2 tsp ground coriander (I only had seeds so crushed them myself)
salt, to taste
250g/8¾oz ready-made paneer (I found mine in Waitrose), cut into cubes (these were cut into 1cm cubes, but got a request to chop them smaller next time or quickly fry them before adding to spinach to have them a little more heated through)
½-1 tsp garam masala
6 tbsp whole milk, or 4 tbsp double cream (I used cream, so the fat I avoided in less oil shows up here. Better place, I say.)
1-2 tsp lemon juice, or to taste
Blanch the spinach in hot water for three minutes or until wilted. Drain into a colander and run cold water over it until cool. In a food processor or blender, blend to a smooth paste and set aside.
Heat the oil in a large non-stick pan. Add the cumin and fry for about 30 seconds, until fragrant, then add the onion and fry over a low heat for about six minutes, until soft. Add the ginger, garlic and chillies and cook for a further minute.
Add the ground coriander and salt to taste. Cook for another 30 seconds then add the spinach and a splash of water if necessary. The mixture should be loose but not watery. Bring to a boil and then simmer for three minutes.
Add the paneer cubes, garam masala and milk or cream. Stir and cook for a few minutes or until the spinach is nice and creamy. Stir in the lemon juice to taste. Serve with pilaff rice or naan bread.
It tasted like proper saag paneer and I’ll definitely be making it again.
This is truly one of the improvised quick dishes. I was going to make chicken with okra Louisiana style but discovered that the okra has gone bad. So I had to regroup and stir-fry was the easiest (and fastest) option:
Takes 10-15 mins (if you are fast chopper!)
2 chicken breasts diced
2 garlic cloves
1 inch chunk of fresh ginger finally chopped
1 fresh green chilli finely chopped, use whole, do not deseed if you want a bit of kick
1 medium sized red onion chopped into slices so they retain shape and crispness
1 bell pepper cut into square pieces
1 can of water chestnuts
handful of cashews
packet of Amoy Teryiaki sauce
In a wok heat 1-2 tbsp of oil, fry the garlic, chilli and ginger. Throw in the cashews so they fry in the oil before everything else goes in. Add the chicken and fry for 3-4 mins depending on the size of the cubes. Add the water chestnuts cook for a minute, then add the pepper and onion and stir fry for 3 minutes. Add the sauce, turn down the heat and stir for about a minute. Serve immediately.
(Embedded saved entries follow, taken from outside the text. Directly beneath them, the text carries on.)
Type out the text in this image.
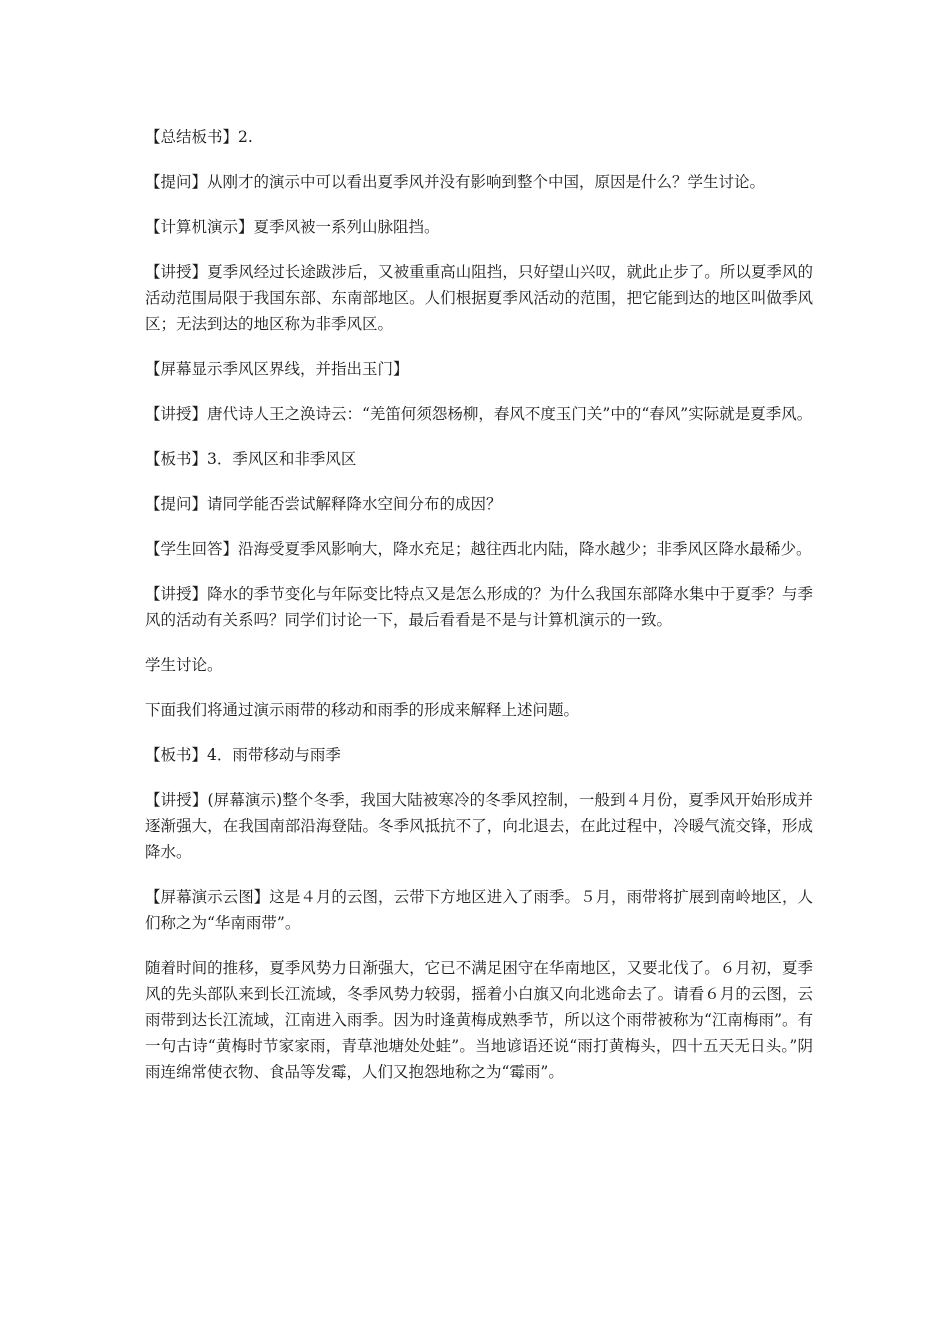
【总结板书】2.

【提问】从刚才的演示中可以看出夏季风并没有影响到整个中国，原因是什么？学生讨论。

【计算机演示】夏季风被一系列山脉阻挡。

【讲授】夏季风经过长途跋涉后，又被重重高山阻挡，只好望山兴叹，就此止步了。所以夏季风的活动范围局限于我国东部、东南部地区。人们根据夏季风活动的范围，把它能到达的地区叫做季风区；无法到达的地区称为非季风区。

【屏幕显示季风区界线，并指出玉门】

【讲授】唐代诗人王之涣诗云：“羌笛何须怨杨柳，春风不度玉门关”中的“春风”实际就是夏季风。

【板书】3．季风区和非季风区

【提问】请同学能否尝试解释降水空间分布的成因？

【学生回答】沿海受夏季风影响大，降水充足；越往西北内陆，降水越少；非季风区降水最稀少。

【讲授】降水的季节变化与年际变比特点又是怎么形成的？为什么我国东部降水集中于夏季？与季风的活动有关系吗？同学们讨论一下，最后看看是不是与计算机演示的一致。

学生讨论。

下面我们将通过演示雨带的移动和雨季的形成来解释上述问题。

【板书】4．雨带移动与雨季

【讲授】(屏幕演示)整个冬季，我国大陆被寒冷的冬季风控制，一般到４月份，夏季风开始形成并逐渐强大，在我国南部沿海登陆。冬季风抵抗不了，向北退去，在此过程中，冷暖气流交锋，形成降水。

【屏幕演示云图】这是４月的云图，云带下方地区进入了雨季。５月，雨带将扩展到南岭地区，人们称之为“华南雨带”。

随着时间的推移，夏季风势力日渐强大，它已不满足困守在华南地区，又要北伐了。６月初，夏季风的先头部队来到长江流域，冬季风势力较弱，摇着小白旗又向北逃命去了。请看６月的云图，云雨带到达长江流域，江南进入雨季。因为时逢黄梅成熟季节，所以这个雨带被称为“江南梅雨”。有一句古诗“黄梅时节家家雨，青草池塘处处蛙”。当地谚语还说“雨打黄梅头，四十五天无日头。”阴雨连绵常使衣物、食品等发霉，人们又抱怨地称之为“霉雨”。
I made this last week on a weekday and must say it was the best Indian dish I have had outside the Painted Heron. It is not from an Indian source but from Gordon Ramsay. The rice is wonderful too, cardamom and star anise working its fragrant magic.
1 large onion, peeled
2 fresh green chillies
1″ piece of ginger, peeled
3 garlic cloves, peeled
½ tsp red chilli powder
1 tsp turmeric
2 tsp garam masala
1 tbsp soft brown sugar
1 tbsp tomato puree
400g tinned chopped tomatoes
4 boneless chicken breasts (approx 150g each), cubed
10 dried curry leaves
4-6 tbsp natural yoghurt
Handful of fresh coriander leaves, chopped
For the steamed rice
400g basmati rice, rinsed
600ml cold water
Salt and pepper
3 cardamom pods, lightly crushed
2 star anise
Heat two tablespoons of groundnut oil in a pan. Slice the onion and fry in the oil. Meanwhile, deseed and chop the chilli, chop the ginger and add to the hot pan, crush in the garlic and cook for 2-3 minutes to soften.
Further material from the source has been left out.